Are they talking about PSSI?
Not sure. Talking about PSSI, dalam pertemuan kemarin itu, emang cuma antara pihak pemerintah Indonesia sama FIFA aja, guys. Makanya Ketua Umum PSSI, Mochamad Iriawan nggak keliatan. Kang Iwan Bule baru keliatan malemnya, di Stadion Madya GBK dan ketemuan sama Pak Gianni di sana. Since itu ketemuannya di GBK, berarti bukan meeting biasa dong nih. Yep, selain meeting, ada juga friendly match aka pertandingan persahabatan antara kedua pihak ini, guys. Sekjen PSSI, Yunus Nusi bilangnya, friendly match ini emang di-initiate sama Pak Gianni dengan harapan antusiasme sepak bola Indonesia nggak surut akibat Tragedi Kanjuruhan kemarin itu.

Hah gimana???
“Di tengah duka dan air mata yang belum kering gara-gara ratusan orang meninggal dan ratusan lainnya luka-luka abis nonton sepak bola, kok bisa-bisanya orang yang kerjanya di industri sepak bola ketawa sambil friendly match begitu??” ini yang jadi pertanyaan banyak pihak, guys. Nggak terkecuali pihak yang kemaren abis mengusut tuntas kasus ini, aka Tim Gabungan Independen Pencari Fakta aka TGIPF.

 
Jujur, setuju…
Iya kan… Bahkan salah satu anggota TGIPF, Laode Syarif menyebut hal itu sangat disayangkan karena kuburan korban meninggal pun belum kering :(. Lebih jauh, Laode juga bilang yang harus dikedepankan sekarang itu adalah empati. Empati ke korban meninggal, keluarga korban meninggal, dan korban yang sekarang masih dirawat di rumah sakit. Fyi, Kang Iwan Bule tuh sebenarnya Selasa kemarin memenuhi undangan polisi atas kasus ini, guys. Tapi jadwalnya harus digeser gara-gara kedatangan Pak Gianni ini.

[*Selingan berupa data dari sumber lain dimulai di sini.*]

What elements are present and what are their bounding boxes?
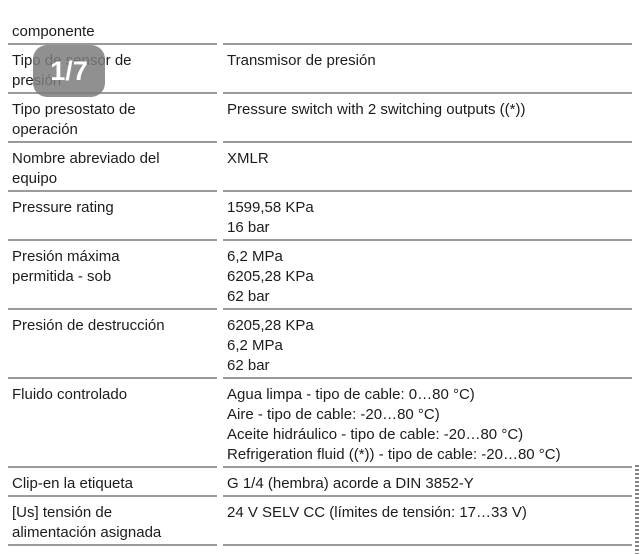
spec-row: Clip-en la etiqueta G 1/4 (hembra) acord… xyxy=(8,468,632,497)
spec-value: G 1/4 (hembra) acorde a DIN 3852-Y xyxy=(223,468,632,497)
spec-label: Clip-en la etiqueta xyxy=(8,468,217,497)
spec-table: componente Tipo de sensor de presión Tra… xyxy=(8,0,632,546)
spec-label: Pressure rating xyxy=(8,192,217,241)
spec-row: [Us] tensión de alimentación asignada 24… xyxy=(8,497,632,546)
page-indicator-badge: 1/7 xyxy=(33,45,105,97)
spec-label: Presión máxima permitida - sob xyxy=(8,241,217,310)
spec-row: Nombre abreviado del equipo XMLR xyxy=(8,143,632,192)
spec-row: Tipo presostato de operación Pressure sw… xyxy=(8,94,632,143)
spec-row: Pressure rating 1599,58 KPa 16 bar xyxy=(8,192,632,241)
spec-row: Presión máxima permitida - sob 6,2 MPa 6… xyxy=(8,241,632,310)
spec-label-partial: componente xyxy=(8,0,217,45)
spec-value-partial xyxy=(223,0,632,45)
spec-row-partial: componente xyxy=(8,0,632,45)
spec-row: Fluido controlado Agua limpa - tipo de c… xyxy=(8,379,632,468)
spec-label: Presión de destrucción xyxy=(8,310,217,379)
spec-row: Presión de destrucción 6205,28 KPa 6,2 M… xyxy=(8,310,632,379)
spec-label: Fluido controlado xyxy=(8,379,217,468)
spec-rows: Tipo de sensor de presión Transmisor de … xyxy=(8,45,632,546)
spec-value: Agua limpa - tipo de cable: 0…80 °C) Air… xyxy=(223,379,632,468)
right-margin-fine-print xyxy=(635,465,639,554)
page-indicator-label: 1/7 xyxy=(50,56,88,86)
spec-value: 6205,28 KPa 6,2 MPa 62 bar xyxy=(223,310,632,379)
spec-value: XMLR xyxy=(223,143,632,192)
spec-label: Nombre abreviado del equipo xyxy=(8,143,217,192)
spec-value: 24 V SELV CC (límites de tensión: 17…33 … xyxy=(223,497,632,546)
spec-value: 1599,58 KPa 16 bar xyxy=(223,192,632,241)
spec-value: 6,2 MPa 6205,28 KPa 62 bar xyxy=(223,241,632,310)
spec-label: [Us] tensión de alimentación asignada xyxy=(8,497,217,546)
spec-value: Pressure switch with 2 switching outputs… xyxy=(223,94,632,143)
spec-value: Transmisor de presión xyxy=(223,45,632,94)
spec-label: Tipo presostato de operación xyxy=(8,94,217,143)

HEMM Ok back to the meeting. 
Back to the meeting, selain main bola, PSSI dan FIFA juga meeting dong. Nah dalam meeting itu, pihak FIFA merekomendasikan PSSI buat mulai invest di Video Assistant Referee aka VAR buat pertandingan top tier kayak Liga 1. Dengan adanya VAR ini, integritas pertandingan juga bakalan upgrade karena bisa bantu wasit membuat keputusan. As we all know wasit di Indonesia tuh kan masih sering diragukan kan, makanya VAR ini dianggap bisa jadi jalan keluar, guys. The thing is, VAR tuh nggak murah. Sekitar Rp85 miliar biayanya, makanya FIFA berharap investasi ini nggak cuman dari PSSI aja, tapi juga dari pemerintah.

Pemerintah lagi nih?
Yep, PSSI tuh berharap besar sama pemerintah Indonesia, guys. Makanya waktu ketemu Pak Jokowi kemarin, Pak Gianni menyampaikan pihaknya commit bakal jor-joran bantu Indonesia dalam reformasi dan transformasi sepak bola Indonesia, bahkan mereka sampe mau buka kantor di sini.

Got it. Anything else?
Remember yang menjemput Gianni Infantino dari bandara otw ke Istana Merdeka itu Menteri BUMN, Erick ThohirWell, Pak Jokowi emang sengaja mengutus ET buat jemput Pak Gianni karena faktor kedekatan keduanya yang udah terjalin lamaaa banget sejak ET masih menjabat sebagai Presiden Klub Inter Milan. Fun fact, ET tuh emang sempat beli sahamnya Klub Inter Milan di tahun 2013 lalu dan mengambil alih klub itu, guys. Mas Erick kemudian menjual sebagian sahamnya di tahun 2016 dan kursi presiden pun udah beralih ke Steven Zhang di tahun 2018.